Same frames and different pictures — A lonely AR future

Leonardo Amico
Powered by Uniform
Published in
5 min readFeb 7, 2019

The photo above was taken during a shoot for a video prototype. We needed to animate the content inside the frames, so we replaced the photos with green paper to help for the film post-production.

Conversations that day started to happen around how that sight looked quite revelatory of how our future world could appear to our eyes. Are we still going to see the same image when looking at a photograph on the wall, or will our Augmented Reality lenses show each of us different memories, leaving the only frame as our shared, unedited reality?

Major digital companies and countless startups are hard at work to develop Augmented Reality into its full potential. The recent debut of AR in smartphone apps is just the beginning, the first step towards a future where we’ll be wearing devices that instantaneously transform what we see and hear.

That’s why now is the right time to take a moment for reflection and to decide what we want that future to look like. Because if new Augmented Reality experiences will be designed with the same focus on personalisation and maximising engagement of current popular digital products, we will end up living in a world perfectly fitting our individual preferences, but isolated from anybody else, increasingly incapable to see others’ point of view, and ultimately, more lonely.

First, we had digital personalisation

The main premise of Augmented Reality is to change the way we experience the world. But what will this world look like? Without recurring to the dystopian future depicted in the film HYPER-REALITY, if we look at our current technologies and the main companies behind them, we can already see a glimpse of what we are to expect from the AR world they are leading to develop.

Let’s consider for instance maps and directions. A search for generic shops or restaurants on Google Maps returns different results to different people, depending on their past activities. But this geographical personalisation doesn’t stop with a neighbourhood, as Google Maps also shows different versions of state borders, depending on what side you search from.

The Facebook news feed algorithm is designed to show us content that we are most likely to engage with. And although they have recently started to act against publishers that are too aggressive in trying to attract users’ likes, with 98% of Facebook revenue coming from ads, it’s inevitable that its objective to maximise how much time people spend on the platform remains unchanged.

The prevalent trend among digital companies, whether they deal in information like Google and Facebook, in retail (Amazon), or in entertainment (Netflix, Spotify), is to to use algorithms that automatically learn about our preferences in order to give us the experiences we would like the most.

And if in theory, the current availability of products that are personalised for us is one of the biggest achievement of digital technology, as we become more and more immersed in the software-mediated world of Augmented Reality, mindlessly following this approach will lead to problematic consequences.

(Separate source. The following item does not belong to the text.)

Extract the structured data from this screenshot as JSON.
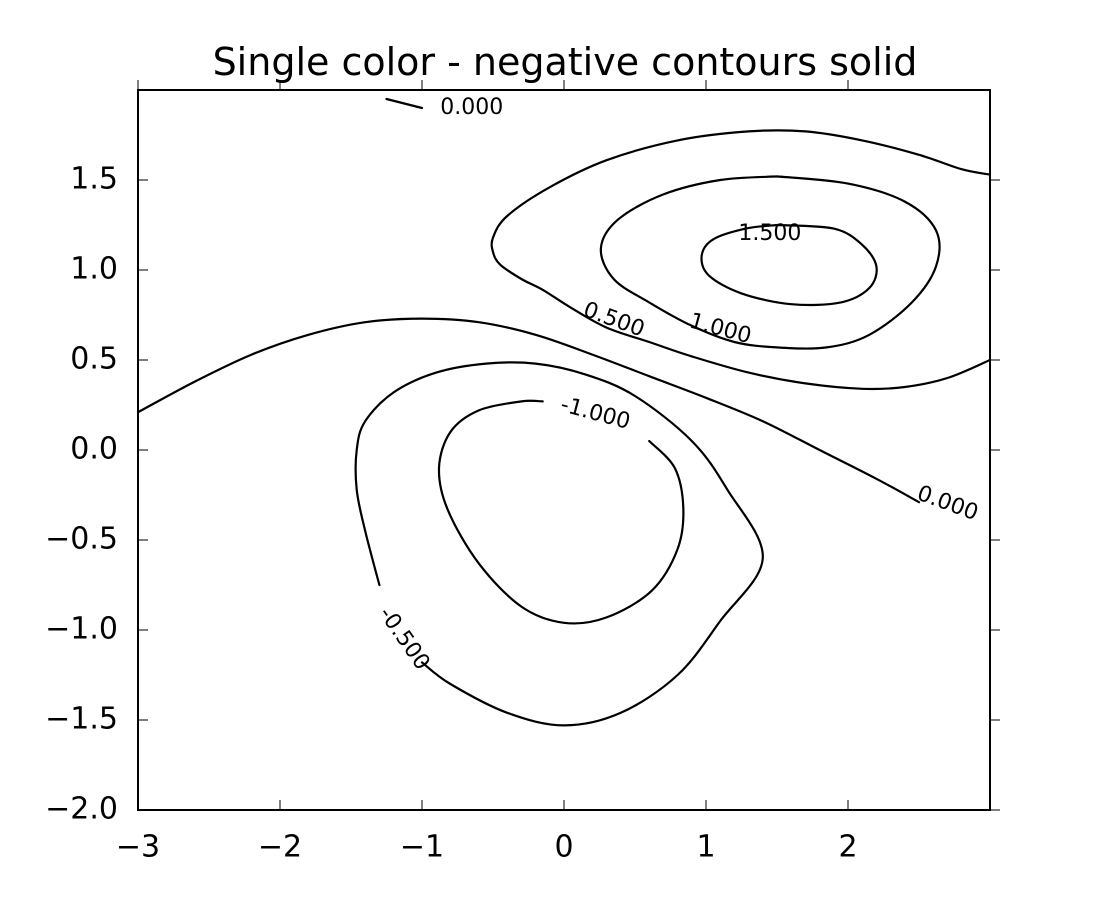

From glass slabs to the whole world

With Augmented Reality promising to become the next big computing platform, replacing the role that is now of smartphones, companies such as Google and Facebook are inevitably very interested in its development, as is also seen from their investments and research projects.

And it’s not hard to imagine that unless their business model change radically, their future AR products we’ll also be designed with the same principle as their current ones: to give us personalized, engaging experiences that we won’t want to stop.

But Augmented Reality is a way more pervasive medium than smartphones or laptops. What will this quest for engagement look like in always-on systems with the capacity to affect in real time what we see and hear?

We can already imagine some examples: automatic translation products that filter out words we might not like to hear; a mapping system that carefully avoids to take us in areas we would not want to go; and further on, an Augmented Reality vision that hide things in the city we would not like to see, or highlight others we want to see.

We’re now worried by the so-called filter bubble, the state of intellectual isolation caused by online news algorithms selectively choosing what information to show us depending on our past behaviour. But as the same class of algorithms start being used in Augmented Reality experiences, we are to expect a much tighter bubble, potentially around us not just as we are in front of a browser, but in any moment of the day.

Correcting the vision

If we pause for a moment and try not to think of Augmented Reality as just another medium where to reproduce the current design approach used for apps and platforms, we can find promising solutions.

And the key is to consider, early on in the ideation phase, not only the desire and needs of the user at the centre of the experience but also the ones of the people in its surroundings.

Pokémon Go is an interesting example in that respect. By getting people to go outside together hunting for virtual monsters that would appear in specific locations and at specific times — and very importantly, available to capture to all users in that location and time — the app managed to create new occasions for social meetings.

At Uniform we’ve also started to consider this issue and in fact, the project mentioned at the beginning of this article is the first one we did with attention to the topic. Roommate is a concept of a smart home system that changes the content in the digital photo frames, the music system and TV to best fit all the people in the home, through shared tastes and common memories.

We are in a crucial moment for the development of Augmented Reality. As designers, we can influence what the future world will look like and as users, we can do our best to keep aware of what our technological tools are doing to us, so that in 10 years we won’t find ourselves in flashy bubbles of AR, alone.